A broad data analysis incorporating Day 1 logs (the Mem0 + 2-pass stall)
Proposed modifications to code it had recently touched — WebSearch throttling, prompt optimization
Building up indirect hypotheses about API latency, prompt caching, etc.

"The cause must be in code I recently touched" — this is a well-known cognitive bias in human developers. AI exhibited the same tendency. Recent work context was so dominant that problem isolation suffered.

Three Points Where Human Intervention Made the Difference

I gave three specific corrections.

"Yesterday's logs are a different cause. The only reliable data is today's success log."

Day 1's failure was MCP hangs and terminal conflicts. Day 2's failure was gtimeout ENOENT. Completely different problems, yet Claude Code was trying to analyze both sets of logs together. Filtering out noise is something humans do faster.

"The second run was before the fix. WebSearch worked fine before the throttle was added."

Claude Code was proposing WebSearch rate limiting, but the second manual run (the one that succeeded) had executed before that fix was applied. So WebSearch call count wasn't the issue. This was a judgment call to block an unnecessary fix.

"Remove the rate limit. Opus can autonomously decide when to stop searching."

In fact, the artificial WebSearch limit was unnecessarily constraining Opus's judgment. Removing an overprotective guardrail is a decision AI struggles to make about itself.

All three were about focusing on the facts at the time of failure and eliminating unrelated variables.

A Division of Labor for Debugging Emerged

From this experience, a clear role division between AI and humans in debugging became visible.

	What AI excels at	What humans excel at
Data processing	Reading all logs, detecting patterns	Judging "which data is relevant"
Hypothesis generation	Listing possibilities broadly	Narrowing focus: "look only here"
Fix implementation	Rewriting code, creating tests	Saying "that fix is unnecessary"
Context	Gets pulled toward recent work	Returning to facts at the time of failure

When AI tries to analyze broadly, humans narrow the focus. When AI gets pulled by recent context, humans say "here are the facts."
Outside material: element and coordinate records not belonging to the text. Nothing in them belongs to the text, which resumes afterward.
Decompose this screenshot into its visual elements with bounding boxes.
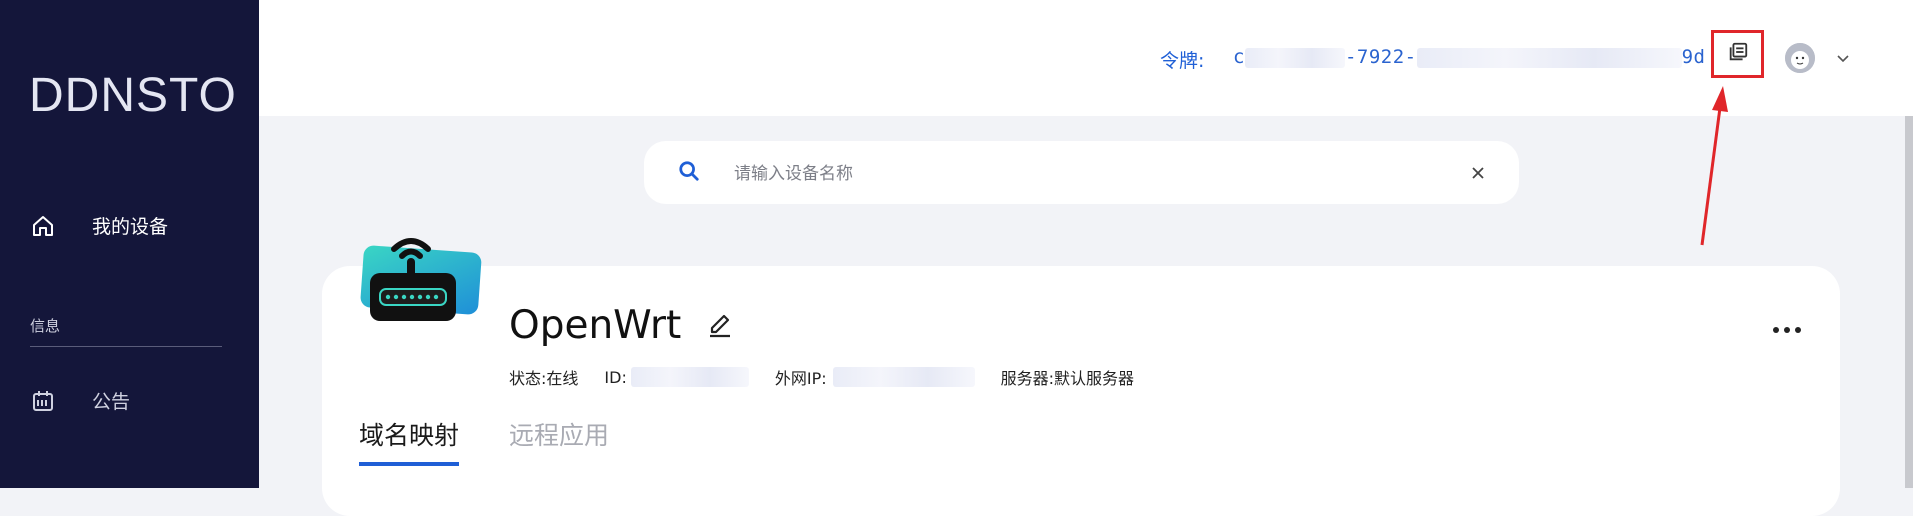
tab-domain-mapping[interactable]: 域名映射 bbox=[359, 416, 460, 466]
sidebar-item-label: 我的设备 bbox=[92, 216, 169, 238]
scrollbar[interactable] bbox=[1905, 116, 1913, 488]
search-icon bbox=[678, 160, 700, 186]
token-part: -7922- bbox=[1344, 46, 1417, 68]
redacted-blur bbox=[832, 367, 975, 387]
status-value: 在线 bbox=[546, 369, 579, 388]
device-search-bar bbox=[644, 141, 1519, 204]
search-input[interactable] bbox=[732, 159, 1416, 189]
redacted-blur bbox=[630, 367, 749, 387]
avatar[interactable] bbox=[1785, 43, 1815, 73]
device-name: OpenWrt bbox=[509, 303, 682, 348]
router-icon bbox=[356, 229, 488, 333]
calendar-icon bbox=[30, 388, 56, 414]
token-part: 9d bbox=[1681, 46, 1706, 68]
tab-remote-apps[interactable]: 远程应用 bbox=[509, 416, 609, 466]
copy-token-button[interactable] bbox=[1711, 30, 1764, 78]
sidebar: DDNSTO 我的设备 信息 公告 bbox=[0, 0, 259, 488]
sidebar-item-my-devices[interactable]: 我的设备 bbox=[30, 212, 168, 239]
sidebar-section-info: 信息 bbox=[30, 315, 222, 347]
home-icon bbox=[30, 213, 56, 239]
ip-label: 外网IP: bbox=[774, 369, 827, 388]
token-part: c bbox=[1233, 46, 1245, 68]
token-value: c -7922- 9d bbox=[1233, 46, 1705, 68]
clear-search-icon[interactable] bbox=[1468, 163, 1488, 183]
status-label: 状态: bbox=[509, 369, 547, 388]
edit-icon[interactable] bbox=[706, 310, 734, 342]
app-logo[interactable]: DDNSTO bbox=[29, 68, 237, 123]
device-tabs: 域名映射 远程应用 bbox=[359, 416, 659, 466]
more-options-icon[interactable] bbox=[1772, 320, 1802, 339]
id-label: ID: bbox=[604, 367, 627, 387]
redacted-blur bbox=[1244, 47, 1345, 68]
server-label: 服务器: bbox=[1000, 369, 1055, 388]
device-meta: 状态: 在线 ID: 外网IP: 服务器: 默认服务器 bbox=[509, 365, 1134, 389]
annotation-arrow bbox=[1690, 80, 1730, 254]
copy-icon bbox=[1727, 41, 1749, 67]
server-value: 默认服务器 bbox=[1054, 369, 1135, 388]
sidebar-item-announcements[interactable]: 公告 bbox=[30, 387, 130, 414]
token-label: 令牌: bbox=[1160, 50, 1205, 72]
sidebar-item-label: 公告 bbox=[92, 391, 131, 413]
chevron-down-icon[interactable] bbox=[1836, 51, 1850, 70]
redacted-blur bbox=[1416, 47, 1682, 68]
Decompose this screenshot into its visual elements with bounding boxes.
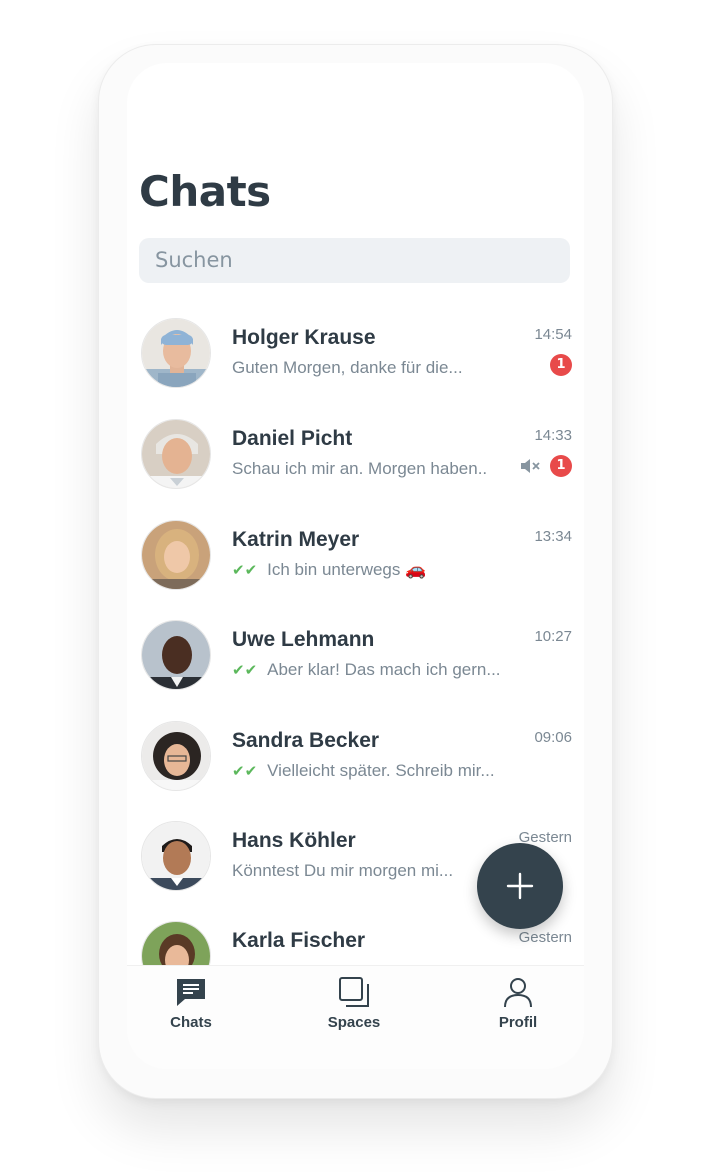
tab-spaces[interactable]: Spaces (294, 976, 414, 1031)
chat-time: 14:54 (534, 326, 572, 343)
plus-icon (506, 872, 534, 900)
chat-name: Uwe Lehmann (232, 628, 375, 651)
tab-profil[interactable]: Profil (458, 976, 578, 1031)
chat-name: Daniel Picht (232, 427, 353, 450)
chat-bubble-icon (177, 979, 205, 1006)
tab-chats[interactable]: Chats (131, 976, 251, 1031)
avatar (141, 721, 211, 791)
tab-label: Chats (170, 1014, 212, 1031)
new-chat-button[interactable] (477, 843, 563, 929)
chat-preview: ✔✔ Ich bin unterwegs 🚗 (232, 560, 427, 579)
avatar (141, 620, 211, 690)
bottom-tab-bar: Chats Spaces Profil (127, 965, 584, 1069)
chat-preview: Guten Morgen, danke für die... (232, 358, 463, 377)
chat-time: Gestern (518, 929, 572, 946)
search-input[interactable]: Suchen (139, 238, 570, 283)
unread-badge: 1 (550, 455, 572, 477)
read-ticks-icon: ✔✔ (232, 763, 258, 780)
chat-row-uwe-lehmann[interactable]: Uwe Lehmann ✔✔ Aber klar! Das mach ich ge… (127, 620, 584, 720)
app-screen: Chats Suchen Holger Krause Guten Morgen,… (127, 63, 584, 1069)
spaces-icon (339, 977, 369, 1007)
chat-time: 09:06 (534, 729, 572, 746)
tab-label: Profil (498, 1014, 538, 1031)
chat-time: 14:33 (534, 427, 572, 444)
unread-badge: 1 (550, 354, 572, 376)
avatar (141, 419, 211, 489)
chat-name: Katrin Meyer (232, 528, 360, 551)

AI is not an omniscient debugger. It becomes efficient only when paired with human focus. Humans correct AI's blind spots — whether you're conscious of this division of labor makes a significant difference in efficiency.

Fixed It, and It Worked

The final fix consisted of four changes.

Path resolution for the claude command — Resolve the real path with realpath at script startup and cache it, reducing impact from symlink changes during execution
Restore Sonnet fallback — When Opus fails, Sonnet handles both topic selection and research in a single pass
Remove gtimeout — gtimeout runs commands in a separate process group, causing claude -p to receive SIGTTOU and stop. Timeout control now uses --max-turns only
Add mock E2E tests — Automated tests for the happy path and two fallback patterns (28 tests, all passing)

After the fix, the manual run of the 2-pass mode completed successfully for the first time.

Metric	Result
Pass 1 (Opus topic selection)	2 min 38 sec
Pass 2 (Sonnet research)	8 min 27 sec
Cost	$1.76
Reports	2 generated

In the previous article, Sonnet standalone cost $2.15/run. Through prompt optimization and turn count tuning, it dropped to $1.76. Essentially the same cost, now with Opus topic selection included. Since then, the daily morning report generation has been running stably.